Davacı vekili, taraflar arasındaki ticari ilişki kapsamında müvekkilince yurtdışına ihraç edilmek üzere çimento alımı konusunda davalıyla anlaşmaya varıldığını, bu anlaşmaya binaen davalı tarafından müvekkiline teslim edilmesi gereken 6.000 ton çimentodan 5.500 tonunun teslim olunmadığını, davalı yanca proforma fatura kesilmesinden sonra müvekkilinin ihraç işlemlerini başlattığını, ancak mal teslim edilmediğinden ihracın gerçekleştirilemediğini ve bu nedenle zarar gördüğünü belirterek fazlaya dair hakları saklı kalmak kaydıyla şimdilik 10.000,00 TL’nin proforma fatura tarihi olan 16.03.2007 tarihinden itibaren reeskont faiziyle birlikte davalıdan tahsiline karar verilmesini talep ve dava etmiştir. Yargılama sırasında davasını ıslah ederek 22.112,75 TL’nin davalıdan tahsilini istemiştir.
Davalı vekili, taraflar arasında yazılı ya da sözlü olarak ihraç işlemli satış sözleşmesi akdedilmediğini, davacı yanın delil olarak dayandığı proforma faturanın bir tür teklif mektubu niteliğinde olduğu ve faturadaki fiyatların kesin olmayıp davacı ihracatçı ile dava dışı ithalatçı arasındaki sözleşme tamamlandığı takdirde kesinleşen fiyatlar çerçevesinde bu belgenin faturaya dönüşeceğini, 500 tonluk kısım için bedel ödenmesi üzerine bu kadarlık kısım yönünden sözleşmenin tamamlanmış bulunduğunu davacının zarara uğradığına yönelik iddiasının yerinde olmadığını bildirerek, davanın reddini savunmuştur.

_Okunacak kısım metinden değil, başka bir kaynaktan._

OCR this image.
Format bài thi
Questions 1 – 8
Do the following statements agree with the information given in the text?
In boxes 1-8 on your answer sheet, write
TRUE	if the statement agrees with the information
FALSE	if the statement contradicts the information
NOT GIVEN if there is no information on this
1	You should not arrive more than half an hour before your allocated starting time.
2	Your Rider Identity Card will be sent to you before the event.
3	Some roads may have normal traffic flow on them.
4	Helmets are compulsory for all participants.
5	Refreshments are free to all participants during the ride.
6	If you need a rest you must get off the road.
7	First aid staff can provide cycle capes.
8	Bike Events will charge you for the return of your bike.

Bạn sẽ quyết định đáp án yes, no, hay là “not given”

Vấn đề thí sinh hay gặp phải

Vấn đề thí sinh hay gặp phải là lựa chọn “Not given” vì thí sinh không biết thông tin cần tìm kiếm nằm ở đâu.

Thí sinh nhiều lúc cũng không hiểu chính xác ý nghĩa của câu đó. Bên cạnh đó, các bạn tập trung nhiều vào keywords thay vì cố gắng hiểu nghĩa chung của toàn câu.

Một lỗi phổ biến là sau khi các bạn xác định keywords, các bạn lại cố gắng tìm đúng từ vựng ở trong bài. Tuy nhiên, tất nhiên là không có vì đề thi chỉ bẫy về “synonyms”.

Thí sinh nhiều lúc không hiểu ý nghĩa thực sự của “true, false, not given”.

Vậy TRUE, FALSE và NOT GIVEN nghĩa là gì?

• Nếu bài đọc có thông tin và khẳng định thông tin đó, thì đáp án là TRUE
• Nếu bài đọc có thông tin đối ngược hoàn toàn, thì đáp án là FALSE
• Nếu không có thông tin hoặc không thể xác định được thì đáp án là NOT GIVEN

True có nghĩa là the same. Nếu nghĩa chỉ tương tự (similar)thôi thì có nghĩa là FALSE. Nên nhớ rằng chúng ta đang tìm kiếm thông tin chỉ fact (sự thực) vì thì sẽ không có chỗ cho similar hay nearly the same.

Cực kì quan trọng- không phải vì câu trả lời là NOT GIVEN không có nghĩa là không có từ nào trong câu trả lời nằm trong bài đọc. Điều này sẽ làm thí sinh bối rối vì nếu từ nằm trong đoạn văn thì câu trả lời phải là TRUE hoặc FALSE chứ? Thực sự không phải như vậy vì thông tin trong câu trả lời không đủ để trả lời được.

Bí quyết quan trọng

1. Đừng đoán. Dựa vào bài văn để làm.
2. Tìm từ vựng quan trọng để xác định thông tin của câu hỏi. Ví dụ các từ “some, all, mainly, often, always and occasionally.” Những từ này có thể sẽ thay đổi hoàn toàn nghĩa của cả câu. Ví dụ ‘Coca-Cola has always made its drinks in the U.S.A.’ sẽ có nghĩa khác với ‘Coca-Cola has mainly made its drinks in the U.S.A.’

Mahkemece benimsenen bilirkişi raporu doğrultusunda proforma faturanın akdi ilişki bakımından icap niteliğinde olduğu dosya kapsamındaki delillere göre davacının proforma faturaya yönelik ihracat işlemleri yaptığı ve 500 ton çimento alımında bulunduğu bu nedenle davalının kabul iradesinin mevcudiyeti nedeniyle taraflar arasında 6.000 ton çimento satışı konusunda akdi ilişkinin konulduğu ve 5.500 ton çimentonun teslim edilmemesi sonucu davacının uğradığı zarar tutarının 22.112.75 TL olduğunun saptandığı gerekçesiyle davanın kabulüne, 22.112,75 TL’nin dava tarihinden itibaren işleyecek yasal faiziyle birlikte davalıdan tahsiline karar verilmiş, hüküm davalı vekilince temyiz edilmiştir.

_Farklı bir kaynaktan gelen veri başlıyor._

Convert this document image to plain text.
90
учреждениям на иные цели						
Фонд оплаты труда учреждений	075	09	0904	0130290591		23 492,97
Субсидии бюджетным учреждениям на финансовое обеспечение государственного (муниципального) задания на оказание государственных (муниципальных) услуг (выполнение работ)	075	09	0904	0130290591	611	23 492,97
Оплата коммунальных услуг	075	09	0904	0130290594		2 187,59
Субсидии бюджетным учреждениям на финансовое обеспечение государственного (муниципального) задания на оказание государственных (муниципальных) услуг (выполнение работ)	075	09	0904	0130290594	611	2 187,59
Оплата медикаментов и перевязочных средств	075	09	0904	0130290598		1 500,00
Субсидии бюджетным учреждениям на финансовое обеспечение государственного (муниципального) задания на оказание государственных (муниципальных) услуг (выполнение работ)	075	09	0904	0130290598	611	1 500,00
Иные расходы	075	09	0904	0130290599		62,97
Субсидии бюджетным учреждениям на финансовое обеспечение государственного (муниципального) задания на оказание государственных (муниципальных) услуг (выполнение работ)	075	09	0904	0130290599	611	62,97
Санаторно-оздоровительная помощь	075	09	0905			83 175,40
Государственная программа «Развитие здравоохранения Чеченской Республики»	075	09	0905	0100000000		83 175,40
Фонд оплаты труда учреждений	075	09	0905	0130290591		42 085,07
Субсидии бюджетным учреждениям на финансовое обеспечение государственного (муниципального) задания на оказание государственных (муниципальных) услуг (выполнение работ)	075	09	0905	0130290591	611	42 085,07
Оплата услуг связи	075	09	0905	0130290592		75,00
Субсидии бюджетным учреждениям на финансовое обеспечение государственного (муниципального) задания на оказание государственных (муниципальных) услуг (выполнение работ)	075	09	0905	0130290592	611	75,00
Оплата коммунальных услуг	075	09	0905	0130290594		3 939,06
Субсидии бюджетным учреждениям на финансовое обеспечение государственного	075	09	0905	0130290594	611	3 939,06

Mahkemece yargılama sırasında iki ayrı heyetten rapor aldırılmış olduğu, 02.07.2009 tarihli ilk raporda davacı isteminin hukuka uygun bulunmadığı bildirilmiş ise de, 18.12.2012 tarihli ikinci bilirkişi raporu ve raporun ek raporu olan raporda davacının 22.112,75 TL zararının bulunduğu saptanmıştır.
Davalı vekilince raporlar arasındaki çelişkinin giderilmesi için farklı bir heyetten bilirkişi raporu aldırılmasında talep olunması karşısında, mahkemece bu istemin değerlendirilerek farklı bir bilirkişi heyetinden rapor alınarak tüm deliller birlikte değerlendirilmek suretiyle varılacak uygun sonuç dairesinde bir karar verilmesi gerekirken davalı vekili isteminin reddolunarak raporlar arasındaki çelişki giderilmeden ikinci bilirkişi raporuna uyularak yazılı şekilde hüküm tesisinde isabet görülmemiştir.
SONUÇ : Yukarıda açıklanan nedenlerle hükmün davalı yararına BOZULMASINA, bozma biçimine göre öteki temyiz itirazlarının şimdilik incelenmesi yer olmadığına, peşin harcın istek halinde iadesine, 03.12.2014 gününde oybirliğiyle karar verildi.